Repeatedly branded an international terrorist organization by the Israelis and Americans, and with good cause, Hizbullah's political prestige in Lebanon and the Muslim world actually is rooted in its reputation for steadfast resistance to Israel on Lebanese territory. Originally organized and trained by Iranian agents in the early 1980s, it has come into its own as a political force under the leadership of the charismatic cleric Hassan Nasrallah. In 2000 it took credit for compelling Israeli troops to pull out of southern Lebanon after decades of incursions and occupation.
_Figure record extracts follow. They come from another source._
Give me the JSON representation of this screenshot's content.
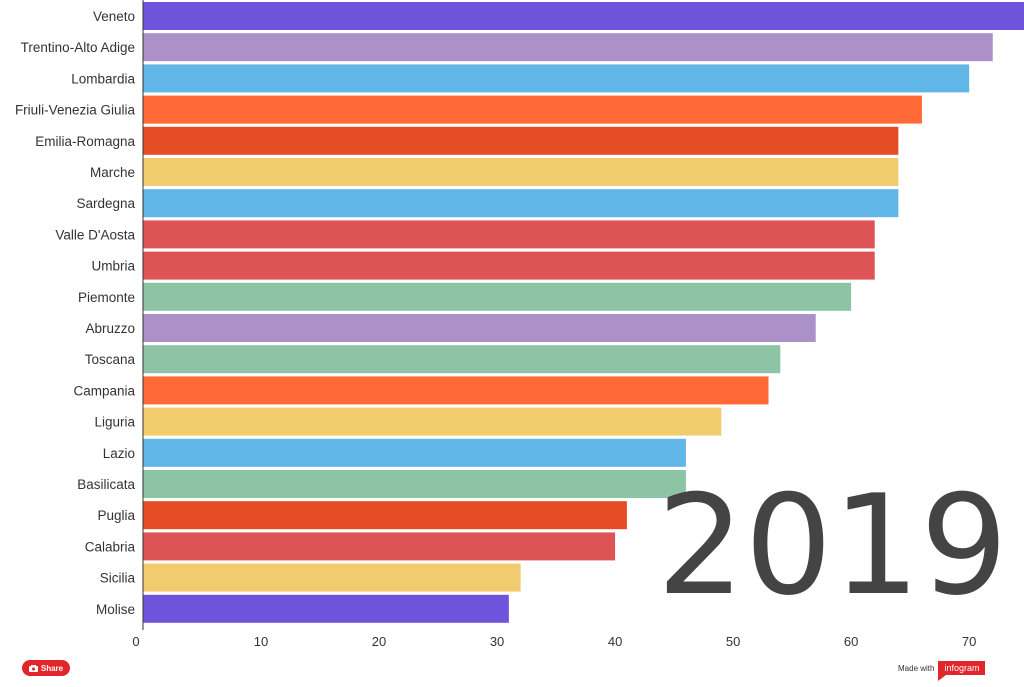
{
  "chart_data": {
    "type": "bar",
    "orientation": "horizontal",
    "categories": [
      "Veneto",
      "Trentino-Alto Adige",
      "Lombardia",
      "Friuli-Venezia Giulia",
      "Emilia-Romagna",
      "Marche",
      "Sardegna",
      "Valle D'Aosta",
      "Umbria",
      "Piemonte",
      "Abruzzo",
      "Toscana",
      "Campania",
      "Liguria",
      "Lazio",
      "Basilicata",
      "Puglia",
      "Calabria",
      "Sicilia",
      "Molise"
    ],
    "values": [
      75,
      72,
      70,
      66,
      64,
      64,
      64,
      62,
      62,
      60,
      57,
      54,
      53,
      49,
      46,
      46,
      41,
      40,
      32,
      31
    ],
    "colors": [
      "#6c55db",
      "#ab91c7",
      "#60b6e6",
      "#ff6a37",
      "#e54d25",
      "#f0cc6e",
      "#60b6e6",
      "#de5356",
      "#de5356",
      "#8ec4a6",
      "#ab91c7",
      "#8ec4a6",
      "#ff6a37",
      "#f0cc6e",
      "#60b6e6",
      "#8ec4a6",
      "#e54d25",
      "#de5356",
      "#f0cc6e",
      "#6c55db"
    ],
    "xticks": [
      "0",
      "10",
      "20",
      "30",
      "40",
      "50",
      "60",
      "70"
    ],
    "xlim": [
      0,
      73.8
    ],
    "year": "2019",
    "grid": false,
    "legend": "none"
  },
  "footer": {
    "share_label": "Share",
    "made_with": "Made with",
    "brand": "infogram"
  }
}
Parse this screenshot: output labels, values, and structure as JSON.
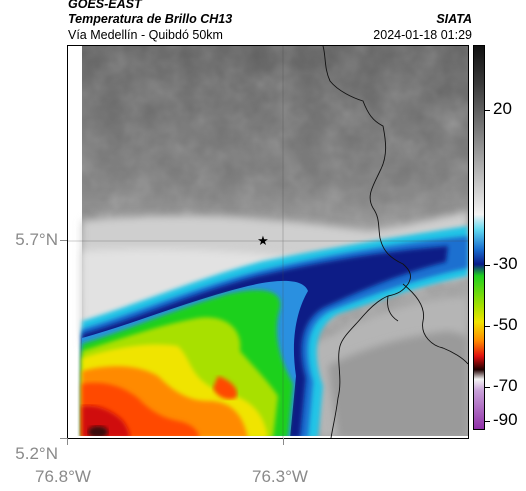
{
  "header": {
    "title_line1": "GOES-EAST",
    "title_line2": "Temperatura de Brillo CH13",
    "subtitle": "Vía Medellín - Quibdó 50km",
    "organization": "SIATA",
    "timestamp": "2024-01-18 01:29"
  },
  "map": {
    "latitude_labels": [
      "5.7°N",
      "5.2°N"
    ],
    "longitude_labels": [
      "76.8°W",
      "76.3°W"
    ],
    "marker": "star-icon"
  },
  "colorbar": {
    "tick_labels": [
      "20",
      "-30",
      "-50",
      "-70",
      "-90"
    ],
    "colors": {
      "warm_gray": "#5a5a5a",
      "cold_blue": "#0a1c8a",
      "cyan": "#1fc8e8",
      "green": "#1fd01f",
      "yellow": "#e8f000",
      "orange": "#ff7a00",
      "red": "#e01010",
      "magenta": "#b050c0"
    }
  }
}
In 2006, Hizbullah provoked a war by kidnapping and killing Israeli soldiers on the border, weathered a massive bombing campaign and then fought toe to toe against Israeli troops. It held out more than five times longer than all the armies of the Arab world did in 1967, and by the time a ceasefire was brokered, Hizbullah was still pouring rockets into Israel, forcing hundreds of thousands of people to take shelter.